La morphine va-t-elle céder sa place dans les hôpitaux ? L’Institut Gustave-Roussy (Villejuif, Val-de-Marne) a en tout cas trouvé une alternative moins addictive. Il s’agit d’une protéine naturellement produite par l’organisme. Sa forme stabilisée en laboratoire est très efficace contre la douleur. Les chercheurs l’expliquent dans la revue Anesthesiology, où paraît leur étude, menée sur la souris.
Une action ciblée
Les animaux été opérés puis ont reçu, par injection, de l’opiorphine ou sa version stabilisée, STR-324. Les résultats ont été comparés à ceux de la morphine. Cet antalgique est bien connu pour sa puissance. Mais il produit aussi un effet d’accoutumance qui nécessite d’augmenter régulièrement les doses. Or, le médicament est hautement addictif… et accroît fortement le risque de troubles respiratoires, du sommeil, du transit. Des effets secondaires lourds dont les médecins souhaiteraient se débarrasser.
Le nœud du problème réside dans le mécanisme même de la morphine. La molécule se fixe aux récepteurs opioïdes. Elle affecte donc tous les organes qui en possèdent. C’est ce qui explique les effets secondaires variés. Une piste alternative a été esquissée par une première équipe de l’Inserm.

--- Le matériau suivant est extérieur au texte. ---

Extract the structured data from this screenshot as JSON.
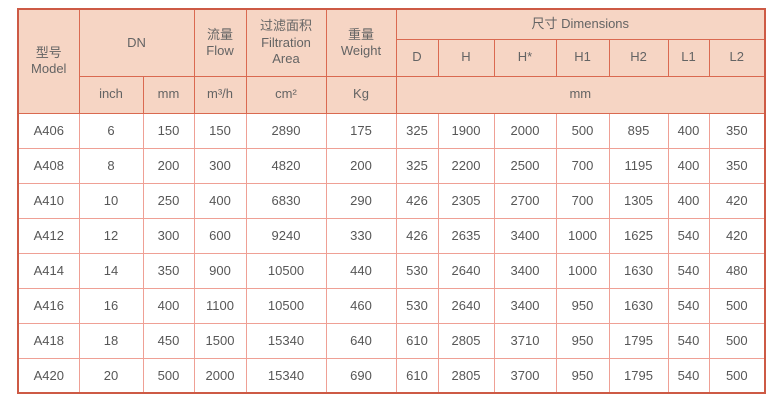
{
  "table": {
    "header": {
      "model": "型号\nModel",
      "dn": "DN",
      "flow": "流量\nFlow",
      "filtration_area": "过滤面积\nFiltration\nArea",
      "weight": "重量\nWeight",
      "dimensions": "尺寸 Dimensions",
      "dimension_columns": [
        "D",
        "H",
        "H*",
        "H1",
        "H2",
        "L1",
        "L2"
      ],
      "units": {
        "dn_inch": "inch",
        "dn_mm": "mm",
        "flow": "m³/h",
        "filtration_area": "cm²",
        "weight": "Kg",
        "dimensions": "mm"
      }
    },
    "column_keys": [
      "model",
      "dn-inch",
      "dn-mm",
      "flow",
      "filtration-area",
      "weight",
      "d",
      "h",
      "h-star",
      "h1",
      "h2",
      "l1",
      "l2"
    ],
    "rows": [
      [
        "A406",
        "6",
        "150",
        "150",
        "2890",
        "175",
        "325",
        "1900",
        "2000",
        "500",
        "895",
        "400",
        "350"
      ],
      [
        "A408",
        "8",
        "200",
        "300",
        "4820",
        "200",
        "325",
        "2200",
        "2500",
        "700",
        "1195",
        "400",
        "350"
      ],
      [
        "A410",
        "10",
        "250",
        "400",
        "6830",
        "290",
        "426",
        "2305",
        "2700",
        "700",
        "1305",
        "400",
        "420"
      ],
      [
        "A412",
        "12",
        "300",
        "600",
        "9240",
        "330",
        "426",
        "2635",
        "3400",
        "1000",
        "1625",
        "540",
        "420"
      ],
      [
        "A414",
        "14",
        "350",
        "900",
        "10500",
        "440",
        "530",
        "2640",
        "3400",
        "1000",
        "1630",
        "540",
        "480"
      ],
      [
        "A416",
        "16",
        "400",
        "1100",
        "10500",
        "460",
        "530",
        "2640",
        "3400",
        "950",
        "1630",
        "540",
        "500"
      ],
      [
        "A418",
        "18",
        "450",
        "1500",
        "15340",
        "640",
        "610",
        "2805",
        "3710",
        "950",
        "1795",
        "540",
        "500"
      ],
      [
        "A420",
        "20",
        "500",
        "2000",
        "15340",
        "690",
        "610",
        "2805",
        "3700",
        "950",
        "1795",
        "540",
        "500"
      ]
    ],
    "colors": {
      "header_bg": "#f6d5c4",
      "header_border": "#da6950",
      "grid_border": "#efa095",
      "outer_border": "#cd5a45",
      "header_text": "#646464",
      "cell_text": "#575757"
    }
  }
}
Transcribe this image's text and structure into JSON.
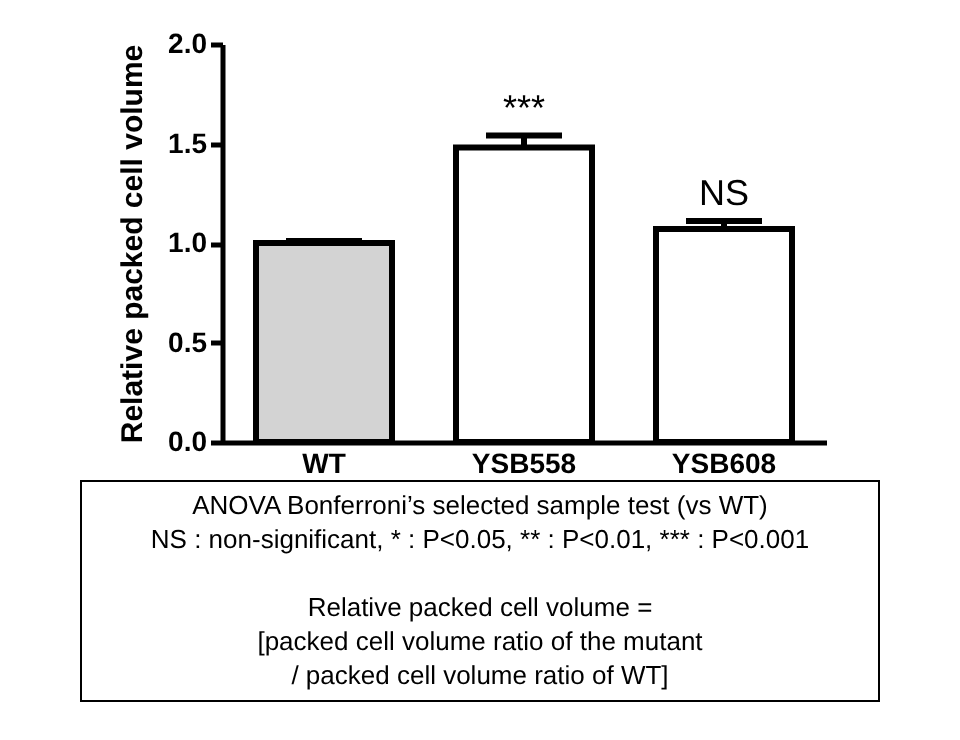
{
  "chart_data": {
    "type": "bar",
    "ylabel": "Relative packed cell volume",
    "categories": [
      "WT",
      "YSB558",
      "YSB608"
    ],
    "values": [
      1.0,
      1.48,
      1.07
    ],
    "errors": [
      0.01,
      0.06,
      0.04
    ],
    "colors": [
      "#d3d3d3",
      "#ffffff",
      "#ffffff"
    ],
    "ylim": [
      0,
      2
    ],
    "yticks": [
      {
        "value": 0,
        "label": "0.0"
      },
      {
        "value": 0.5,
        "label": "0.5"
      },
      {
        "value": 1,
        "label": "1.0"
      },
      {
        "value": 1.5,
        "label": "1.5"
      },
      {
        "value": 2,
        "label": "2.0"
      }
    ],
    "grid": false,
    "annotations": [
      {
        "text": "***",
        "x": "YSB558",
        "y": 1.58
      },
      {
        "text": "NS",
        "x": "YSB608",
        "y": 1.15
      },
      "ANOVA Bonferroni’s selected sample test (vs WT)",
      "NS : non-significant, * : P<0.05, ** : P<0.01, *** : P<0.001",
      "Relative packed cell volume =",
      "[packed cell volume ratio of the mutant",
      "/ packed cell volume ratio of WT]"
    ]
  }
}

Elle a montré que l’opiorphine fonctionne de manière plus ciblée. Le peptide bloque la dégradation des enképhalines, surnommées la morphine naturelle. Il n’agit donc que sur les sites où la douleur est présente. Mais son principal argument, c’est l’absence d’effets secondaires.
Pas d’effets secondaires
Les souris ont reçu pendant sept jours une transfusion d’opiorphine ou de STR-324. Les deux solutions « étaient sans effet sur la pression artérielle et sur la dépression respiratoire, tout en ayant les mêmes propriétés analgésiques » que la morphine, explique le Dr Philippe Sitbon, premier auteur de l’étude.
Les avantages de la morphine, sans les inconvénients, voilà qui semble prometteur. Avant une utilisation en clinique, le long processus des essais doit se dérouler. A la fin de l’année 2017, des tests chez l’homme devraient démarrer, annonce l’Institut Gustave-Roussy. Le domaine d’application pourrait être plus large que les douleurs post-opératoires. Les chercheurs envisagent de recourir au traitement dans les douleurs neuropathiques. Elles sont, en effet, très difficiles à soigner. Les antalgiques classiques les apaisent difficilement.